Monday, May 11, 2015

Give me a Chance to make a First Impression!

In my search to find a suitable young bachelor, I'm constantly sent names/numbers/emails of people/shadchans/organizations to be in touch with, who 'know people' for me. Calls are usually made without anyone answering on the other end. Messages are left, which go unanswered. Emails are sent without receiving a reply back, even a 'thank you' to let me know they were actually received and read.
In my correspondence, I've tried to remain polite and positive, yet cannot help feeling dismayed at the lack of courtesy. Whilst I understand people are busy and are doing me the favor, a call back, a text message, an email with 2 words, or just to be told on the phone that it's not a good time to call, is better than being ignored.
Last week, I experienced a brand new "response". I was given the name of a shadchan by an old family friend of mine. Apparently this Shadchan is the new one in town and she's made umpteen Shidduchim and knows TONS of guys. I called up and she answered my call. I gave the whole intro, of who I was, what I was looking for, etc. and waited for a response on the other end.
"Ya", she said, "I've heard of you and your name came up, but you guys don't support yeshivos and are anti-yeshivish so..."
I don't have to tell  you how upset I was at her stupid assumptions and remarks. Just because I am NOT Yeshivish, doesn't mean I'm ANTI Yeshivish. My family actually supports many Yeshivas as well as Kollelim.

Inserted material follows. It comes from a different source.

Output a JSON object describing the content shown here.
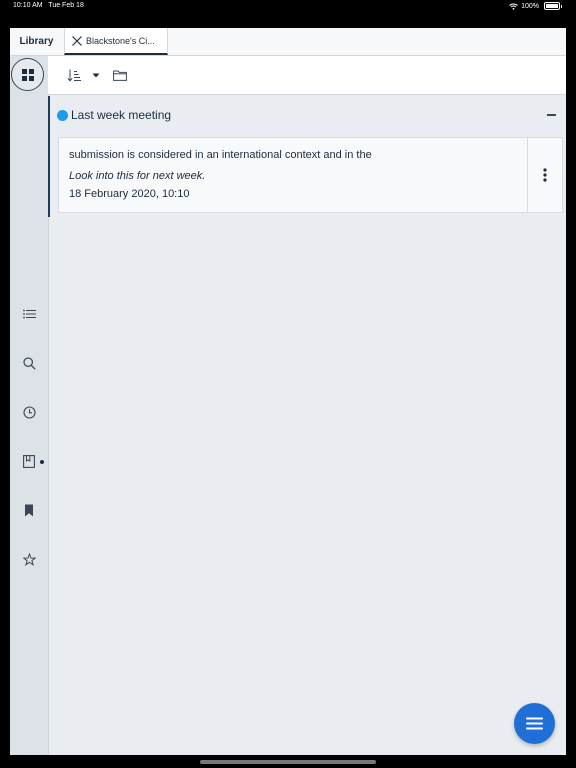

The worst part is I don't know this woman, nor have I ever actually even met her. Yet, here she is on the other line, telling me who she believes & thinks I am. (and I was the one worried about making a first impression!) Nevertheless, I ended the call with a brief, thanks but no thanks and called my friend back. She too was shocked. She never mentioned my name to this woman and didn't understand where she got this information from, but as she said, even if this woman overheard something-to make such assumptions and then, in her position, pass on that false information is very bad PR for someone like me, who needs a Shadchan who can say good things.
Needless to say, I will not travel to meet this woman, nor call her again. I hope no one calls her about me and I hope she reads this so she will understand how someone in her position can ruin someone else with just one baseless assumption.
Woman-if you are reading this, just thing of the word assumption. People who ASSume things, well, y'know what they say about them...

1 comment:

  1. Mammelah, one thing I've learned is to flip the perspective. Very often it has happened that I'm talking to a shadchan who "claims" (meaning, it's not necessarily true) to know of "tons of guys." When I say what I'm looking for, she'll insult me—but it's not about me. She has a "reputation" to protect, and maybe she doesn't really know so many people, or she only knows a certain bracket (in this case, yeshivish). But she won't admit that she isn't so well-connected, so she makes a false statement about you to cover her own a**.

    I had a distressing phone call recently where a shadchan wanted to set me up with someone who I felt was too modern than I am. She said that since I watch TV, I am modern, and since no one yeshivish will want me (who said I wanted them?) her idea is perfect.

    I had to launch into a whole description of what "heimish" actually means, that there are plenty of people out there who don't identify as either yeshivish or modern, and that tv is certainly not a the one and only criteria for modernity. She eventually hung up. I had a churning, angry stomach for two solid days. But Ma told me, "It's not about you. She told this guy that she can get him a date, and she would say anything." It's probably true.

    You made her question her omnipotence, and for that you had to pay.